Tuesday, 18 July 2017

Is negative free cash flow always bad?

The best companies to buy are ones that have large and growing amounts of free cash flow.

One possible drawback of this approach:  you will ignore companies with small or even negative free cash flows because they are investing heavily in new assets to grow their future sales, profits and operating cash flows.

Should you ignore companies like this?

Ideally, you will try to find companies that don't need to spend a lot of capex to grow.

However, if you come across what appears to be a quality company that is spending a lot of money, then you need to make sure the company is getting a good return on that investment.

You need to look at the trend in ROCE at the same time as you are looking at free cash flow.

If ROCE is high and rising whilst a company is spending heavily then the company could start generating lots of free cash flow when its spending settles down - if it ever does.

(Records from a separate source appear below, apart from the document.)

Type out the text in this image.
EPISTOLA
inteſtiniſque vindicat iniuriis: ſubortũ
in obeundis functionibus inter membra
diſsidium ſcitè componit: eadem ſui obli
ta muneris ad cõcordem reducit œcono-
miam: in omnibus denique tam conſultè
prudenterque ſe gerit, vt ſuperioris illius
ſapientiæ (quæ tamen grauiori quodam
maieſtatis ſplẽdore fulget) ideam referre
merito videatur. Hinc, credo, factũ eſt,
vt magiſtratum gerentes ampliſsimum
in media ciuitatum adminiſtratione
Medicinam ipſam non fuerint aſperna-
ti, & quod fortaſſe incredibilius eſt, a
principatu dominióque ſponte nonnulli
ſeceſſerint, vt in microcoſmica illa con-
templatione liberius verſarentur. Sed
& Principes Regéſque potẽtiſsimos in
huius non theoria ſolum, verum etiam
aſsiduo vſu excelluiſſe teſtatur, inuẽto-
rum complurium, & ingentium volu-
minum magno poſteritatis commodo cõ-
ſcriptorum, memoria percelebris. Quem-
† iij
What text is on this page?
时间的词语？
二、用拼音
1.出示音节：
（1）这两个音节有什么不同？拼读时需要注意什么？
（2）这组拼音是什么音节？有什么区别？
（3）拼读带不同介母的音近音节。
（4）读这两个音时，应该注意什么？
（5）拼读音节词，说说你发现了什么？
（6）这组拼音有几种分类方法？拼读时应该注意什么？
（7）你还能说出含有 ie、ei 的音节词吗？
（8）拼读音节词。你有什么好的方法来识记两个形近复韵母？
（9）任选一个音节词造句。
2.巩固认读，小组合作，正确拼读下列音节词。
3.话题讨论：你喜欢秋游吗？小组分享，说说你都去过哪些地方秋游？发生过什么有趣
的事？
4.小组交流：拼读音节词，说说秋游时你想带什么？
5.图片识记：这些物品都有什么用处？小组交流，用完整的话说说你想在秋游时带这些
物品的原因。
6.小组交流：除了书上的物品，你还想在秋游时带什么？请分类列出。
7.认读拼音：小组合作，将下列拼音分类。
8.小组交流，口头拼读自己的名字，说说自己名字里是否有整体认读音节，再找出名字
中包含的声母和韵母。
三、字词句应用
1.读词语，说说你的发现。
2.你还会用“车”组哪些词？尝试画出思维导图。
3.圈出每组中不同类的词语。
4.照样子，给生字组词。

The main issue is how much money the company needs to spend to maintain its assets in a steady state.

The point here is that you might be making a mistake by ignoring companies with low or negative free cash flow.

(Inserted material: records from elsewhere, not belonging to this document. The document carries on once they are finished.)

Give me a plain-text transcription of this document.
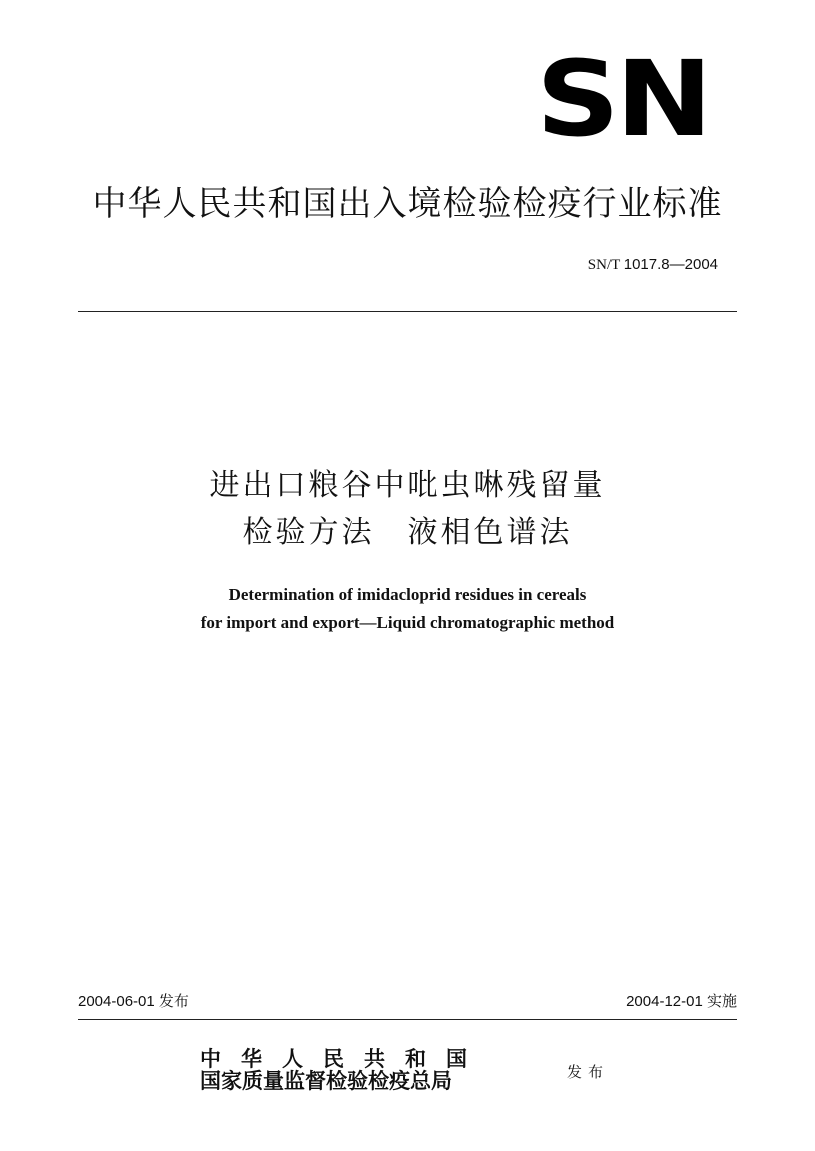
SN
中华人民共和国出入境检验检疫行业标准
SN/T 1017.8—2004
进出口粮谷中吡虫啉残留量
检验方法　液相色谱法
Determination of imidacloprid residues in cereals
for import and export—Liquid chromatographic method
2004-06-01 发布	2004-12-01 实施
中华人民共和国
国家质量监督检验检疫总局	发布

There could be a great cash flow business waiting to blossom.

Four simple rules

Four simple rules when comparing FCF per share with EPS when looking for possible investment candidates:

1.  FCFps is 80% or more of EPS = definite candidate

2.  FCFps is less than 80% of EPS and ROCE is increasing = possible candidate

3.  FCFps is less than 80% of EPS but ROCE is falling = avoid

4.  FCFps is consistently negative = avoid

The free cash flow per share figure is all-revealing:  you want to see quality companies with a consistently similar EPS and FCFps, not companies where these numbers are markedly different.